How does this soulless, undead idiot makes me smile at a time like this?

He’s wiping my tears and snot away with a linen hankie and I’m trying not to laugh.

How can I let him go? How can I let myself be protected while he throws himself into the lion’s mouth?

I can’t help but put my arms around him and lay my cheek on his shoulder.

He holds me so tight I can barely breathe.

I want him to hold me tighter. I’ve been breathing my whole life and it’s gotten me nowhere.

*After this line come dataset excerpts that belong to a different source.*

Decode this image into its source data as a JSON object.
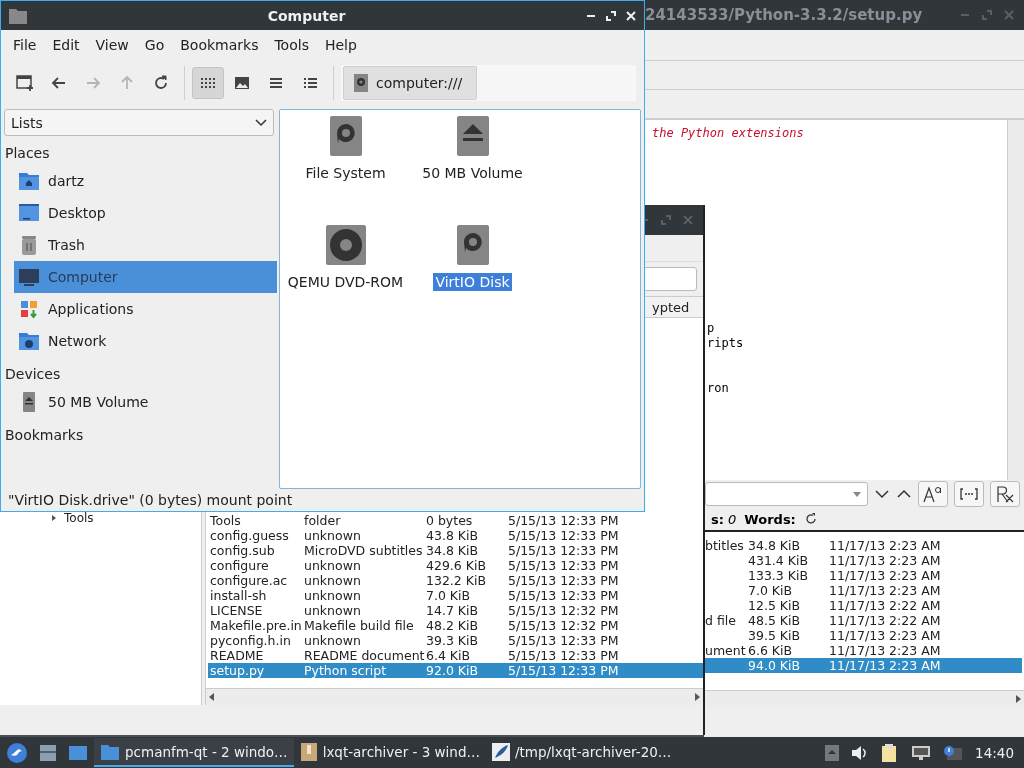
{
  "file_manager": {
    "title": "Computer",
    "menu": [
      "File",
      "Edit",
      "View",
      "Go",
      "Bookmarks",
      "Tools",
      "Help"
    ],
    "toolbar_buttons": [
      {
        "disabled": false
      },
      {
        "disabled": false
      },
      {
        "disabled": true
      },
      {
        "disabled": true
      },
      {
        "disabled": false
      }
    ],
    "view_buttons": [
      {
        "selected": true
      },
      {
        "selected": false
      },
      {
        "selected": false
      },
      {
        "selected": false
      }
    ],
    "location": "computer:///",
    "side_pane_mode": "Lists",
    "sidebar": [
      {
        "title": "Places",
        "items": [
          {
            "label": "dartz",
            "kind": "home",
            "selected": false
          },
          {
            "label": "Desktop",
            "kind": "desktop",
            "selected": false
          },
          {
            "label": "Trash",
            "kind": "trash",
            "selected": false
          },
          {
            "label": "Computer",
            "kind": "computer",
            "selected": true
          },
          {
            "label": "Applications",
            "kind": "apps",
            "selected": false
          },
          {
            "label": "Network",
            "kind": "network",
            "selected": false
          }
        ]
      },
      {
        "title": "Devices",
        "items": [
          {
            "label": "50 MB Volume",
            "kind": "removable",
            "selected": false
          }
        ]
      },
      {
        "title": "Bookmarks"
      }
    ],
    "items": [
      {
        "label": "File System",
        "kind": "drive",
        "selected": false
      },
      {
        "label": "50 MB Volume",
        "kind": "removable",
        "selected": false
      },
      {
        "label": "QEMU DVD-ROM",
        "kind": "disc",
        "selected": false
      },
      {
        "label": "VirtIO Disk",
        "kind": "drive",
        "selected": true
      }
    ],
    "status": "\"VirtIO Disk.drive\" (0 bytes) mount point"
  },
  "editor": {
    "title": "24143533/Python-3.3.2/setup.py",
    "comment_line": "the Python extensions",
    "code_lines": [
      "p",
      "ripts",
      "ron"
    ],
    "count": "**s:** *0*",
    "words_label": "Words:"
  },
  "archiver": {
    "column_fragment": "ypted",
    "tree_item": "Tools",
    "rows": [
      {
        "name": "Tools",
        "type": "folder",
        "size": "0 bytes",
        "modified": "5/15/13 12:33 PM",
        "selected": false
      },
      {
        "name": "config.guess",
        "type": "unknown",
        "size": "43.8 KiB",
        "modified": "5/15/13 12:33 PM",
        "selected": false
      },
      {
        "name": "config.sub",
        "type": "MicroDVD subtitles",
        "size": "34.8 KiB",
        "modified": "5/15/13 12:33 PM",
        "selected": false
      },
      {
        "name": "configure",
        "type": "unknown",
        "size": "429.6 KiB",
        "modified": "5/15/13 12:33 PM",
        "selected": false
      },
      {
        "name": "configure.ac",
        "type": "unknown",
        "size": "132.2 KiB",
        "modified": "5/15/13 12:33 PM",
        "selected": false
      },
      {
        "name": "install-sh",
        "type": "unknown",
        "size": "7.0 KiB",
        "modified": "5/15/13 12:33 PM",
        "selected": false
      },
      {
        "name": "LICENSE",
        "type": "unknown",
        "size": "14.7 KiB",
        "modified": "5/15/13 12:32 PM",
        "selected": false
      },
      {
        "name": "Makefile.pre.in",
        "type": "Makefile build file",
        "size": "48.2 KiB",
        "modified": "5/15/13 12:32 PM",
        "selected": false
      },
      {
        "name": "pyconfig.h.in",
        "type": "unknown",
        "size": "39.3 KiB",
        "modified": "5/15/13 12:33 PM",
        "selected": false
      },
      {
        "name": "README",
        "type": "README document",
        "size": "6.4 KiB",
        "modified": "5/15/13 12:33 PM",
        "selected": false
      },
      {
        "name": "setup.py",
        "type": "Python script",
        "size": "92.0 KiB",
        "modified": "5/15/13 12:33 PM",
        "selected": true
      }
    ]
  },
  "second_list": {
    "rows": [
      {
        "type": "btitles",
        "size": "34.8 KiB",
        "modified": "11/17/13 2:23 AM",
        "selected": false
      },
      {
        "size": "431.4 KiB",
        "modified": "11/17/13 2:23 AM",
        "selected": false
      },
      {
        "size": "133.3 KiB",
        "modified": "11/17/13 2:23 AM",
        "selected": false
      },
      {
        "size": "7.0 KiB",
        "modified": "11/17/13 2:23 AM",
        "selected": false
      },
      {
        "size": "12.5 KiB",
        "modified": "11/17/13 2:22 AM",
        "selected": false
      },
      {
        "type": "d file",
        "size": "48.5 KiB",
        "modified": "11/17/13 2:22 AM",
        "selected": false
      },
      {
        "size": "39.5 KiB",
        "modified": "11/17/13 2:23 AM",
        "selected": false
      },
      {
        "type": "ument",
        "size": "6.6 KiB",
        "modified": "11/17/13 2:23 AM",
        "selected": false
      },
      {
        "size": "94.0 KiB",
        "modified": "11/17/13 2:23 AM",
        "selected": true
      }
    ]
  },
  "taskbar": {
    "tasks": [
      {
        "label": "pcmanfm-qt - 2 windo…",
        "kind": "folder",
        "selected": true
      },
      {
        "label": "lxqt-archiver - 3 wind…",
        "kind": "archive",
        "selected": false
      },
      {
        "label": "/tmp/lxqt-archiver-20…",
        "kind": "editor",
        "selected": false
      }
    ],
    "clock": "14:40"
  }
}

Today, I will choose differently. I will get somewhere by my own will, my own choices. I will be a woman of power and precision. I will be a person of value because of who I defend and who I love and how I defend and love them.

No more excuses.

“I do not like this,” I murmur.

“Yes. Zero stars.”

“Unsubscribe.” I let him go, composing myself with a big sniff.

“You have to choose, Luna.”

“I have chosen, Carmine.” I grab his jacket and pull him to me, whispering into his lips, “We are both fucking stupid.”

“ Che? ”

I kiss him, and he gives me his tongue with such command and surrender, I am sure he’s forgotten that I can taste everything he’s feeling. He is afraid. He is wary of me. He loves me. More than anything, he loves me.

He pushes me away. “What do you choose?”

“You’re trying to save me, but I choose to save you. I’m going to get the knife myself.”